Service Monitoring Setup

This support forum board is for support questions relating to Nagios XI, our flagship commercial network monitoring solution.
Locked
nagwindmon
Posts: 92
Joined: Mon Dec 01, 2014 3:39 pm

Service Monitoring Setup

Post by nagwindmon »

hello team,
I just wanted to clarify a few things:
When I'm adding new Service which Initial state do I need to select since it looks like an optional? for example Service will be checking if particular port is open on the host but it could be down the first time check is applied.I setup to check every 60 min and if it fails check 5 more times in 15 minutes interval, if it still down, trap will be send out. so what effect initial state will have? In my test it seems check is sitting on "Service check is pending..."
Also I use Time Periods from 10:00 AM to 17:00 PM, so if service check fails at 17:00, would it continue checking for the next hour?

Thanks!
scottwilkerson
DevOps Engineer
Posts: 19396
Joined: Tue Nov 15, 2011 3:11 pm
Location: Nagios Enterprises
Contact:

Re: Service Monitoring Setup

Post by scottwilkerson »

nagwindmon wrote:When I'm adding new Service which Initial state do I need to select since it looks like an optional?
Initial state is optional and it only affects what state the service will display before it is ever checked the first time.

By default it will just say "Service check is pending..." and be in an unknown state until the first check.

This feature is useful when you setup a service and it is not going to be actively checked for a while and you want it to be marked as OK until it is actually checked
nagwindmon wrote:Also I use Time Periods from 10:00 AM to 17:00 PM, so if service check fails at 17:00, would it continue checking for the next hour?
If 10:00-17:00 is your timeperiod, there will be no active checks performed outside those hours. and it will remain in the state it was in when it was last checked until 10:00 when checks resume.
Former Nagios employee
Creator:
Human Design Website
Get Your Human Design Chart
nagwindmon
Posts: 92
Joined: Mon Dec 01, 2014 3:39 pm

Re: Service Monitoring Setup

Post by nagwindmon »

ok, one more condition to verify: I do have this marked is 1 so it will not alert on host down:
host_down_disable_service_checks=1
but what I notice that was host was up, service check failed, going through all reties and alert went out, then host went down, and brought it back up but port remained closed so how restart checks again if its state has not changed?
scottwilkerson
DevOps Engineer
Posts: 19396
Joined: Tue Nov 15, 2011 3:11 pm
Location: Nagios Enterprises
Contact:

Re: Service Monitoring Setup

Post by scottwilkerson »

You need the timeperiod to check around the clock if you want the check to re-run
Former Nagios employee
Creator:
Human Design Website
Get Your Human Design Chart
nagwindmon
Posts: 92
Joined: Mon Dec 01, 2014 3:39 pm

Re: Service Monitoring Setup

Post by nagwindmon »

got it, one another related question: what these option are, how do they correlate to Service checks?
You do not have the required permissions to view the files attached to this post.
scottwilkerson
DevOps Engineer
Posts: 19396
Joined: Tue Nov 15, 2011 3:11 pm
Location: Nagios Enterprises
Contact:

Re: Service Monitoring Setup

Post by scottwilkerson »

The top pic looks line something from our Trap Sender component.

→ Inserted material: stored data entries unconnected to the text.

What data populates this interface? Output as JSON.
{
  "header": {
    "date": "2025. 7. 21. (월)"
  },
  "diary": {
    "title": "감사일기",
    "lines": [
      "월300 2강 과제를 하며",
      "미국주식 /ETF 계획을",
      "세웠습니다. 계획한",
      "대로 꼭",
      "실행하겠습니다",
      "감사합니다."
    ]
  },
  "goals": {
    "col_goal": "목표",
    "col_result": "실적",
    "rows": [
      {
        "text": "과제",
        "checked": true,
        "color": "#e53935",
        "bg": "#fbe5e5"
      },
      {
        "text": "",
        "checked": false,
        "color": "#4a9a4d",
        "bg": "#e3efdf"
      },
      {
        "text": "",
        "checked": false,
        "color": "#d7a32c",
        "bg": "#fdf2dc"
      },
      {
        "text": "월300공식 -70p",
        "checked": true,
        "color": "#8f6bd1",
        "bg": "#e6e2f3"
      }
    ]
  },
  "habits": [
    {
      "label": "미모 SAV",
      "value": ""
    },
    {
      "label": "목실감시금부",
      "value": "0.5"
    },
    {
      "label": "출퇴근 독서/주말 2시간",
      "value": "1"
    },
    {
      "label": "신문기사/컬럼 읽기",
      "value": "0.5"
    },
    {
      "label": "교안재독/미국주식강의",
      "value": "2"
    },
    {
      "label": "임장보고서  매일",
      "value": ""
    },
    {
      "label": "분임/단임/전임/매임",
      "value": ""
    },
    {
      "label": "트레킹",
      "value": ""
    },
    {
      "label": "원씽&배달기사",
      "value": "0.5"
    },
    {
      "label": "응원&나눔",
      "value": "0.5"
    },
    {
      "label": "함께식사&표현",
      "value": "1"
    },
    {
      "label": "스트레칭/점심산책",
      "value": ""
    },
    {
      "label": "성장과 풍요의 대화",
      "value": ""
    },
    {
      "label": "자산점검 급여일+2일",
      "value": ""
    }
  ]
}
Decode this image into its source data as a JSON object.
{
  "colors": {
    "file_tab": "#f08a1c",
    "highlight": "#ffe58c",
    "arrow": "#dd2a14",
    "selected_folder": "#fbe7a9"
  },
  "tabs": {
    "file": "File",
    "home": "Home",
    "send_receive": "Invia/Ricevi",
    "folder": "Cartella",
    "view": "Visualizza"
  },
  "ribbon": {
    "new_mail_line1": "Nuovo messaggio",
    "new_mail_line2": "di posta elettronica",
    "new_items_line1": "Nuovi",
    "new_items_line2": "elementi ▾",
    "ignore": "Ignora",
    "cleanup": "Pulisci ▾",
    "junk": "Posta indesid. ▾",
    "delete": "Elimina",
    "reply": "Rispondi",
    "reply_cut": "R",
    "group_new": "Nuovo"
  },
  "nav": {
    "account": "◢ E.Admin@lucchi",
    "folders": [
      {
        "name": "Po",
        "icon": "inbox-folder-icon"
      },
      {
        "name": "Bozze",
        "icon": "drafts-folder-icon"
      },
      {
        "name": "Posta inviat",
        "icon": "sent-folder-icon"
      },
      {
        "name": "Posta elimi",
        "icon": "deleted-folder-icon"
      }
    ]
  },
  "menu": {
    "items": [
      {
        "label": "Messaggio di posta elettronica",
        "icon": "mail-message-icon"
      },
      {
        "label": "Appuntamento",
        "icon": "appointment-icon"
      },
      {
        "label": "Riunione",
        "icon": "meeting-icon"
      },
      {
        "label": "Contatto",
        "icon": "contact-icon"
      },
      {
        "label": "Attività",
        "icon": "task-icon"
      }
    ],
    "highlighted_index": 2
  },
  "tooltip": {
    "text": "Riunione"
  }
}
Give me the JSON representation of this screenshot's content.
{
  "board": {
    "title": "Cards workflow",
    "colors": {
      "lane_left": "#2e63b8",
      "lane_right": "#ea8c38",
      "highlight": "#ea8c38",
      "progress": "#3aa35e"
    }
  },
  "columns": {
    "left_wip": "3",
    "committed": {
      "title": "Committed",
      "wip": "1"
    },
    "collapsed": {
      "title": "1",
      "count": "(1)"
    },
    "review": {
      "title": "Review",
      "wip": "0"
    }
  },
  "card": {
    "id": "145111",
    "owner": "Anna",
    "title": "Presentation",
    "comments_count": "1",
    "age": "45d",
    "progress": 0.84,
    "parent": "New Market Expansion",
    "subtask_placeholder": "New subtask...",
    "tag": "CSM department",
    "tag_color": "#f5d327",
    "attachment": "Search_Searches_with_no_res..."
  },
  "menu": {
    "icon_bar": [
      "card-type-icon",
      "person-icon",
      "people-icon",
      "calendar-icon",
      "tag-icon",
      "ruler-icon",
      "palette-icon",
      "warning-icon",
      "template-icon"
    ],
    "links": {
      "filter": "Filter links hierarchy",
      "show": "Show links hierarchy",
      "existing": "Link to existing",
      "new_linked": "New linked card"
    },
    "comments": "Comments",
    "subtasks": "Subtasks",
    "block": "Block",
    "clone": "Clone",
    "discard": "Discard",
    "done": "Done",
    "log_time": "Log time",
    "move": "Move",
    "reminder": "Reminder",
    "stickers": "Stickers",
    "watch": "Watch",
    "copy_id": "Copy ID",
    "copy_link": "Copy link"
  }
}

They correlate to the state, for services (OK, CRITICAL, WARNING) and STATE TYPE (HARD or SOFT)

Where you see "Changing" in the lower pic, that means SOFT.
Former Nagios employee
Creator:
Human Design Website
Get Your Human Design Chart
nagwindmon
Posts: 92
Joined: Mon Dec 01, 2014 3:39 pm

Re: Service Monitoring Setup

Post by nagwindmon »

thanks Scott!
what is default setting for timeout utilizing check_tcp? I may have to increase it [-t <timeout seconds>] or I can also modify config file and change service_check_timeout, right?
scottwilkerson
DevOps Engineer
Posts: 19396
Joined: Tue Nov 15, 2011 3:11 pm
Location: Nagios Enterprises
Contact:

Re: Service Monitoring Setup

Post by scottwilkerson »

looks like 10 sec, can be changed with the -t flag

Code: Select all

# /usr/local/nagios/libexec/check_tcp -h
check_tcp v2.2.1 (nagios-plugins 2.2.1)
Copyright (c) 1999 Ethan Galstad <[email protected]>
Copyright (c) 1999-2014 Nagios Plugin Development Team
        <[email protected]>

This plugin tests TCP connections with the specified host (or unix socket).

Usage:
check_tcp -H host -p port [-w <warning time>] [-c <critical time>] [-s <send string>]
[-e <expect string>] [-q <quit string>][-m <maximum bytes>] [-d <delay>]
[-t <timeout seconds>] [-r <refuse state>] [-M <mismatch state>] [-v] [-4|-6] [-j]
[-D <warn days cert expire>[,<crit days cert expire>]] [-S <use SSL>] [-E]
[-N <server name indication>]

Options:
 -h, --help
    Print detailed help screen
 -V, --version
    Print version information
 --extra-opts=[section][@file]
    Read options from an ini file. See
    https://www.nagios-plugins.org/doc/extra-opts.html
    for usage and examples.
 -H, --hostname=ADDRESS
    Host name, IP Address, or unix socket (must be an absolute path)
 -p, --port=INTEGER
    Port number (default: none)
 -4, --use-ipv4
    Use IPv4 connection
 -6, --use-ipv6
    Use IPv6 connection
 -E, --escape
    Can use \n, \r, \t or \\ in send or quit string. Must come before send or quit option
    Default: nothing added to send, \r\n added to end of quit
 -s, --send=STRING
    String to send to the server
 -e, --expect=STRING
    String to expect in server response (may be repeated)
 -A, --all
    All expect strings need to occur in server response. Default is any
 -q, --quit=STRING
    String to send server to initiate a clean close of the connection
 -r, --refuse=ok|warn|crit
    Accept TCP refusals with states ok, warn, crit (default: crit)
 -M, --mismatch=ok|warn|crit
    Accept expected string mismatches with states ok, warn, crit (default: warn)
 -j, --jail
    Hide output from TCP socket
 -m, --maxbytes=INTEGER
    Close connection once more than this number of bytes are received
 -d, --delay=INTEGER
    Seconds to wait between sending string and polling for response
 -D, --certificate=INTEGER[,INTEGER]
    Minimum number of days a certificate has to be valid.
    1st is #days for warning, 2nd is critical (if not specified - 0).
 -S, --ssl
    Use SSL for the connection.
 -w, --warning=DOUBLE
    Response time to result in warning status (seconds)
 -c, --critical=DOUBLE
    Response time to result in critical status (seconds)
 -t, --timeout=INTEGER:<timeout state>
    Seconds before connection times out (default: 10)
    Optional ":<timeout state>" can be a state integer (0,1,2,3) or a state STRING
 -v, --verbose
    Show details for command-line debugging (Nagios may truncate output)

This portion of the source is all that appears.